On September 6, 2017, Hurricane Irma, became one of the most powerful hurricanes ever recorded in the Atlantic. Irma damaged crops and houses in the Dominican Republic. Haiti, where they are still recovering from the devastation caused by the 2010 earthquake and Hurricane Matthew last year, was flooded once again. Two weeks later, Hurricane María slammed into Puerto Rico — the first Category 4 storm to directly strike the island since 1932. Within hours Maria had fully engulfed the 100-mile-long island as winds, shattered palm trees, peeled off rooftops, and cut electric power to nearly the entire island. More than three million Puerto Ricans remain almost entirely without electricity, not because their power plants are down, but because roughly 80 percent of transmission lines are. The hurricane has left the island wholly crippled as residents struggle to pick up the pieces.
Besides the natural effects of the hurricanes in the Caribbean region, it is crucial to understand the other forces that have hammered the islands. They are suffering the effects of globalization, privatization of public services, free trade, the dissolution of the social state, and the full dominion of multinationals and private investments over the common interest, which has diminished the abilities these countries to withstand natural disasters. For example, in Puerto Rico, the Electric Power Authority has been under fire for “inefficiencies” in recent years. As a result hundreds of employees were dismissed, mostly electric line workers. Now that the system is down because of the hurricane, the restoration of the service will take twice as much time as preventative maintenance would have.
On top of that, the islands bear the additional burden of laws and restrictions imposed by the U.S. Congress, which create an unjust burden on the economy of the Caribbean. That is why we, as people of faith, need to advocate for the elimination of the economic blockade against Cuba and the Jones Act in Puerto Rico, among other measures, to allow the recuperation of both islands and the rest of the Great Caribbean.
We must let the winds bring down our prejudices, our false ideologies, and illusory assurances.
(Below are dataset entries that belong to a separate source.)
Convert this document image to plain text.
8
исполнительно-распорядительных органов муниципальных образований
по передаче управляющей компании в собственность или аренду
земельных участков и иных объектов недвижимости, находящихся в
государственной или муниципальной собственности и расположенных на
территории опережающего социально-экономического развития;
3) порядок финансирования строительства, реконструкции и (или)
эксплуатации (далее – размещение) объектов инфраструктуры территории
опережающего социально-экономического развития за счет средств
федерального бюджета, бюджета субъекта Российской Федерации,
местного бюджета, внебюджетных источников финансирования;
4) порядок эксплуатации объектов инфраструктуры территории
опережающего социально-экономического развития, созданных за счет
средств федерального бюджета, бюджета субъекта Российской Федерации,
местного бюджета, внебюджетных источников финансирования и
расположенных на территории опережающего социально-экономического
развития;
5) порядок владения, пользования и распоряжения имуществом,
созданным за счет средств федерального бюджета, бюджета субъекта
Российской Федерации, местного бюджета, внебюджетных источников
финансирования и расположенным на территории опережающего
The lesson from the hurricane is to understand that only God has Words of eternal life before our sins, myopia, and vulnerabilities. The witness of the people from the Great Caribbean, battered by forces both earthly and human, must bring us to a space of solidarity in which demolished walls are brought down and we are able to recognize those neighbors who have been invisible to our sense of solidarity and care.
Angel L. Rivera-Agosto is Area Executive for Latin America and the Caribbean for Global Ministries of the United Church of Christ and Christian Church (Disciples of Christ).